IMG_7901 copy-1D’entrée de jeu, la question du pseudo Jeremie Whistler, est abordée. Le chanteur alsacien exilé à Paris ne souhaite pas communiquer son vrai patronyme, préférant l’abstraction discrète à l’étalage introspectif. Il se planque volontiers derrière ce personnage de film de série B ou de nouvelle poétique, au charme doux-amer, « un peu naïf et torturé ». Le parfait VRP de ses aspirations/inspirations en somme. Son identité musicale encore à un stade embryonnaire, Jeremie Whistler semble particulièrement affectionner cette distanciation au point qu’il ne peut la dissocier de la création elle-même. D’où, en partie, le choix de la langue anglaise à l’heure où beaucoup se découvrent fans d’Etienne Daho. « J’ai essayé d’écrire en français à un moment mais ça ressemblait un peu à du sous-Benjamin Biolay… Puis je n’arrivais pas à me détacher de moi-même, c’était trop intime. En anglais, une simple sonorité peut m’inspirer une chanson ». On pourrait imaginer l’auteur-compositeur-interprète se complaire dans une facilité poseuse mais derrière la barrière phonétique anglo-saxonne, se révèle une grande sensibilité. Voire une certaine mélancolie, plus moelleuse que morbide… Whistler pense plutôt faire de la dream pop sombre et il y a de ça en effet. Quelque chose d’à la fois très premier degré dans le ton et surréaliste dans l’exécution.

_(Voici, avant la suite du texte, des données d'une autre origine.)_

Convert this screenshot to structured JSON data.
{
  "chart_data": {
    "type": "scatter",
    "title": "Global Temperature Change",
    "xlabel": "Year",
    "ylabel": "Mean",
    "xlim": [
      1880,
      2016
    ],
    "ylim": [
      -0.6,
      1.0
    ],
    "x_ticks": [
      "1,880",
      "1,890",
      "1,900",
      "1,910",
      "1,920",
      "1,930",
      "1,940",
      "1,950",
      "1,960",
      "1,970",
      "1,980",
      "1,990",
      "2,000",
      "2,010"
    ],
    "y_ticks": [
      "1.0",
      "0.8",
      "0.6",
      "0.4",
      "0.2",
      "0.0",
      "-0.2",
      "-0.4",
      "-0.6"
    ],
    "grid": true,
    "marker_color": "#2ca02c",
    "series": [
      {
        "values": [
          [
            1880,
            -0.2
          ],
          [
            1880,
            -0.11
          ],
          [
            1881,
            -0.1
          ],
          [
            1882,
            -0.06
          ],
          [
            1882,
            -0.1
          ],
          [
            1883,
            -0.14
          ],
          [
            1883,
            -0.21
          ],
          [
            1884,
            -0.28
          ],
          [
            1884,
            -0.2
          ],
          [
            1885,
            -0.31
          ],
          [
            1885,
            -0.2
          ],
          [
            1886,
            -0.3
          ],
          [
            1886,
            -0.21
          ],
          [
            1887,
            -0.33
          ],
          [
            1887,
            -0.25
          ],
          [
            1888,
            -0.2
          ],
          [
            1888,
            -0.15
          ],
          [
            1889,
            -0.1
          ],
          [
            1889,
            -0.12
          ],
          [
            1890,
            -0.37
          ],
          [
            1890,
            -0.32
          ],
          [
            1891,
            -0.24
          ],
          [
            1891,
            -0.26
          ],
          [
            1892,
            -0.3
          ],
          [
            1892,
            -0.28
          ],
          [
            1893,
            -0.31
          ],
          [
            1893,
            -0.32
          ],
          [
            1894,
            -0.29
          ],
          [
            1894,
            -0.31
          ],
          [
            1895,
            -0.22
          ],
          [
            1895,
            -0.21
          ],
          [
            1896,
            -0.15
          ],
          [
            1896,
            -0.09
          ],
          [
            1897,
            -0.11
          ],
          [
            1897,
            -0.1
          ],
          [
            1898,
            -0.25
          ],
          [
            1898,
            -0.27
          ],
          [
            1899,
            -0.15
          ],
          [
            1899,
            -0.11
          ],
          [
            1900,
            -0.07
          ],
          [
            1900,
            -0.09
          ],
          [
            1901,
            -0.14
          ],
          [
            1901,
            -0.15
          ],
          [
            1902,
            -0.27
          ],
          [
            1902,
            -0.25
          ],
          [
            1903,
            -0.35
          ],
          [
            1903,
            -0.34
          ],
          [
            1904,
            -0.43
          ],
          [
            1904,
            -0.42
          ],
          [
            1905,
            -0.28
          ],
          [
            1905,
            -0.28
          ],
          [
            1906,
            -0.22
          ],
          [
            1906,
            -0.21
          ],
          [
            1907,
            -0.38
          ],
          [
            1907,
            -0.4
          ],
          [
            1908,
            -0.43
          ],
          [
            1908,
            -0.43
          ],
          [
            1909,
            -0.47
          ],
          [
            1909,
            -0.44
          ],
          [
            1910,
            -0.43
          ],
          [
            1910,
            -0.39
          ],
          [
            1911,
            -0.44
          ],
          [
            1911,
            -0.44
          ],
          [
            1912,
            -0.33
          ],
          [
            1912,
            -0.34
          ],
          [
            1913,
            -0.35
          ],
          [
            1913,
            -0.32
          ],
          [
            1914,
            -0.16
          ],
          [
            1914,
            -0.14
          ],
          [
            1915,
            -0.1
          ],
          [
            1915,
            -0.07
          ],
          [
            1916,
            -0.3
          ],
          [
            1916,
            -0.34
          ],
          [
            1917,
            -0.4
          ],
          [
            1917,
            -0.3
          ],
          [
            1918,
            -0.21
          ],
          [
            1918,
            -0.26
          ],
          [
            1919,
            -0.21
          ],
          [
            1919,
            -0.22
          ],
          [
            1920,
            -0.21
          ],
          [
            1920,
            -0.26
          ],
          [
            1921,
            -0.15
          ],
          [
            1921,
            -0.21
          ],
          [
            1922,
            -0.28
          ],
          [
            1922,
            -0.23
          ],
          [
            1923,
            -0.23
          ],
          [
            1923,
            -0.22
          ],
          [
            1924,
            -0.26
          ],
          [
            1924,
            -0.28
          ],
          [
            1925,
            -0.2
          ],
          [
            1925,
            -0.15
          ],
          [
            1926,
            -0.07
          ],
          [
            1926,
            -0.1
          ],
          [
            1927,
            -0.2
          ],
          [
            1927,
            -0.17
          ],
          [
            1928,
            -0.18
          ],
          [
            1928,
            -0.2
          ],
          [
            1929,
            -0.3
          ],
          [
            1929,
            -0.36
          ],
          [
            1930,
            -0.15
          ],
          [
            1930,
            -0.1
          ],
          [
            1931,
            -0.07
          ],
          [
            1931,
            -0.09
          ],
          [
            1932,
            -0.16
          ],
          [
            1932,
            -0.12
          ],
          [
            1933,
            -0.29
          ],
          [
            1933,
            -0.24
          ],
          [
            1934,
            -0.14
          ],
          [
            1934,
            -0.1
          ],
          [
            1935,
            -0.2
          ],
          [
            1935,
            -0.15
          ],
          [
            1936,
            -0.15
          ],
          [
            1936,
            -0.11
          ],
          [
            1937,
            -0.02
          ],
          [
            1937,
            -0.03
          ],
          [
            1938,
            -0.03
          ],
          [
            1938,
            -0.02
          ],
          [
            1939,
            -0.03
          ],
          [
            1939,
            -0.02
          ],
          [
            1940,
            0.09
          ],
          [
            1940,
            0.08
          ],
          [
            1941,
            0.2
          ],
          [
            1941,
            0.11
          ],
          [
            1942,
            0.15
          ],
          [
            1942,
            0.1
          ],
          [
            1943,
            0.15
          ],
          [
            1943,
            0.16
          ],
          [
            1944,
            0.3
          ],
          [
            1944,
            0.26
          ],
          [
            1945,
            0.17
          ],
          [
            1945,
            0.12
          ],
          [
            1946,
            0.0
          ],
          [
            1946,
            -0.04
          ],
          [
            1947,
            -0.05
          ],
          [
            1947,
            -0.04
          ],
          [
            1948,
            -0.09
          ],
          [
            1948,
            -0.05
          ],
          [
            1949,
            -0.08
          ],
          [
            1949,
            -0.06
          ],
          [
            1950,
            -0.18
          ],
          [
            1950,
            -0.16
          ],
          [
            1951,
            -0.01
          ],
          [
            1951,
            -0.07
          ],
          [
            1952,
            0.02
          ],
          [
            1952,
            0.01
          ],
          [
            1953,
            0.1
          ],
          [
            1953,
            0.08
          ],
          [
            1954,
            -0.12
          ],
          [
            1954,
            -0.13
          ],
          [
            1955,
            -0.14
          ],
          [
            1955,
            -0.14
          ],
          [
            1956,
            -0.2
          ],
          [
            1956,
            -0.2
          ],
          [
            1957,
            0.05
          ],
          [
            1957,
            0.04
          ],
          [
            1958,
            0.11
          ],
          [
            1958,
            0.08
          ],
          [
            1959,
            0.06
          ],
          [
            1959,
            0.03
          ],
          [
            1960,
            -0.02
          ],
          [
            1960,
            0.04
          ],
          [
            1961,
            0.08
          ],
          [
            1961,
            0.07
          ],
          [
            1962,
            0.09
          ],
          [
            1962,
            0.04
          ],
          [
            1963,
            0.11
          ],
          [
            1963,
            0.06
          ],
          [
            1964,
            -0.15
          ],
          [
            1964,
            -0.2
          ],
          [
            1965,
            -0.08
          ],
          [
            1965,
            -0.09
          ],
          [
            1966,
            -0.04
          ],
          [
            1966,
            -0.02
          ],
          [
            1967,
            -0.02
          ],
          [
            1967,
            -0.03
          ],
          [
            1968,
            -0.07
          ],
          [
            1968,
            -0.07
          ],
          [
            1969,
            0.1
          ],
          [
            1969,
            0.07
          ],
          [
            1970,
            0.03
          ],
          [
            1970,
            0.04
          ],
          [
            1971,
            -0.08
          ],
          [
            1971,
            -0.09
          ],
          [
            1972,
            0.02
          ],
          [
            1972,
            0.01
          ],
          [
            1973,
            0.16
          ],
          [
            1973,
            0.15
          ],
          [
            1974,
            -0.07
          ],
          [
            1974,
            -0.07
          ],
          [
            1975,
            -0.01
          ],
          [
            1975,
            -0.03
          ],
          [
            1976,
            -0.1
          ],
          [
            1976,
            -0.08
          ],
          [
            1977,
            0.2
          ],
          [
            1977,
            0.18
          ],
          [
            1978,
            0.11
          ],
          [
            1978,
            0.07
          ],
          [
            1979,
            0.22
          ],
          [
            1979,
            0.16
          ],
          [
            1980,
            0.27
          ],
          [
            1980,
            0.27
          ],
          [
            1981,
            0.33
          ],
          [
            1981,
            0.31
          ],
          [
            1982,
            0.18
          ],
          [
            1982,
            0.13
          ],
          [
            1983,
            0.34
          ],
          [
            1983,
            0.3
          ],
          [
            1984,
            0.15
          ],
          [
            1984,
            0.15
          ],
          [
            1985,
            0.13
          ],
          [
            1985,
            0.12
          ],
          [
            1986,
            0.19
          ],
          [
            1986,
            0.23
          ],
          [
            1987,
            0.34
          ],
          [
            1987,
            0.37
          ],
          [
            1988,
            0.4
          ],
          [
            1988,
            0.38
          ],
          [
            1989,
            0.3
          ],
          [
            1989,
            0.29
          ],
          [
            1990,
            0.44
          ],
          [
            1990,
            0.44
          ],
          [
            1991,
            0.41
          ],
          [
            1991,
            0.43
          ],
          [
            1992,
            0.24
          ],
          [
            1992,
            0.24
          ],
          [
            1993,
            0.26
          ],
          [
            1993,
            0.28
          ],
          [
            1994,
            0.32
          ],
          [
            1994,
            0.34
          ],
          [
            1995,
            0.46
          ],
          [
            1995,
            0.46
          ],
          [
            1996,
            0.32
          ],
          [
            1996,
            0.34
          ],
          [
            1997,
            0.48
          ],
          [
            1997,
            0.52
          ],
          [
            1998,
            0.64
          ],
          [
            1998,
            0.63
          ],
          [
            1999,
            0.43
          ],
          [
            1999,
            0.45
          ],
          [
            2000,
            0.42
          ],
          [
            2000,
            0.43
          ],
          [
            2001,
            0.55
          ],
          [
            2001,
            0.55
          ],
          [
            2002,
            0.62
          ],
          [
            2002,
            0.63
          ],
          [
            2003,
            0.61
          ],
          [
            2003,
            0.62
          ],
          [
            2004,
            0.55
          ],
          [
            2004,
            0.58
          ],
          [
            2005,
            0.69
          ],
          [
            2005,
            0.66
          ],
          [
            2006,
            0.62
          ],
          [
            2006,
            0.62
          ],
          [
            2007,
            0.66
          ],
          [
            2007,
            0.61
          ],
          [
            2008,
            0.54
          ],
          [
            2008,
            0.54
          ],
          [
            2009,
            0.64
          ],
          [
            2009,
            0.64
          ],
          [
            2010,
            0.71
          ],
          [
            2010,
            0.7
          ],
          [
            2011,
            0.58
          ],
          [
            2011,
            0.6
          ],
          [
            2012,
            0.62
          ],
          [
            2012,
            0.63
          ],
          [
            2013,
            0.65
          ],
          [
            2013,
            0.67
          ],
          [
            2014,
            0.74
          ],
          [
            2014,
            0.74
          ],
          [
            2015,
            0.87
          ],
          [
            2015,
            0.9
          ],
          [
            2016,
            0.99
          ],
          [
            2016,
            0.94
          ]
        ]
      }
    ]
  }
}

A l’écoute du single Cold Heart, on pense à Antony Hegarty en moins drama queen et à Jay-Jay Johanson dans ses meilleurs jours, à l’époque de l’album « Poison ». Même voix haut perchée, même goût pour les lignes mélodiques entêtantes, même veine atmosphérique et visuelle. Armé de synthés vaporeux et de rythmiques martiales, Jeremie Whistler avoue privilégier la recherche d’ambiances à l’encontre de la narration pure et dure. « J’écris beaucoup à partir d’une accumulation d’images, je garde tout dans un petit dossier sur mon ordinateur et j’y pioche quelque chose qui va m’amener à un texte. Je cherche avant tout à recréer une émotion, je ne raconte pas vraiment d’histoire… ». Sa « méthodologie » se forge ainsi sur la digestion de souvenirs personnels, de photographies, de clips de Michel Gondry, de films et de séries télé. Graphiste de formation et fervent adepte du DIY, il emmagasine tout ce corpus éclectique pour en dégager des mots et des sons intemporels… Les effets de mode ne l’intéressent guère d’ailleurs. Le statut d’outsider lui sied à merveille et l’opportunisme est franchement exclu de son vocabulaire. Si Jeremie Whistler travaille en solo dans son home studio, il déclare également ne pas ressentir le besoin d’appartenir à un clan ou une famille musicale en particulier. Même si des journalistes se sont empressés de lui coller quelques étiquettes hipsters bidon et injustifiées. « On m’a comparé à Thomas Azier mais surtout à Woodkid pour le côté froid et grandiloquent, ce à quoi je n’adhère pas car je pense plutôt faire de la musique introvertie. Je ne cherche pas du tout à impressionner, ce n’est vraiment pas ma démarche ». A peine débarqué, le voilà déjà incompris ! De plus, il n’y a pas des masses d’artistes de sa génération qui tournent actuellement dans son lecteur MP3. Hormis les américains Purity Ring puis Owlle et Fauve (« l’un des rares trucs en français qui m’ont touché, j’en ai pleuré ») du côté des compatriotes, rien ne parvient à le détourner de ses classiques. Fidèle à Radiohead et Björk, admirateur de Camille, Keren Ann et la plus trash Peaches, Jeremie tient à ses madeleines  mais sans profonde nostalgie. « Je ne suis pas passéiste. On vit une époque bizarre, je peux comprendre que les gens aient besoin de se raccrocher à leur enfance mais moi ça me met plutôt mal à l’aise. J’ai espoir dans le futur ! ».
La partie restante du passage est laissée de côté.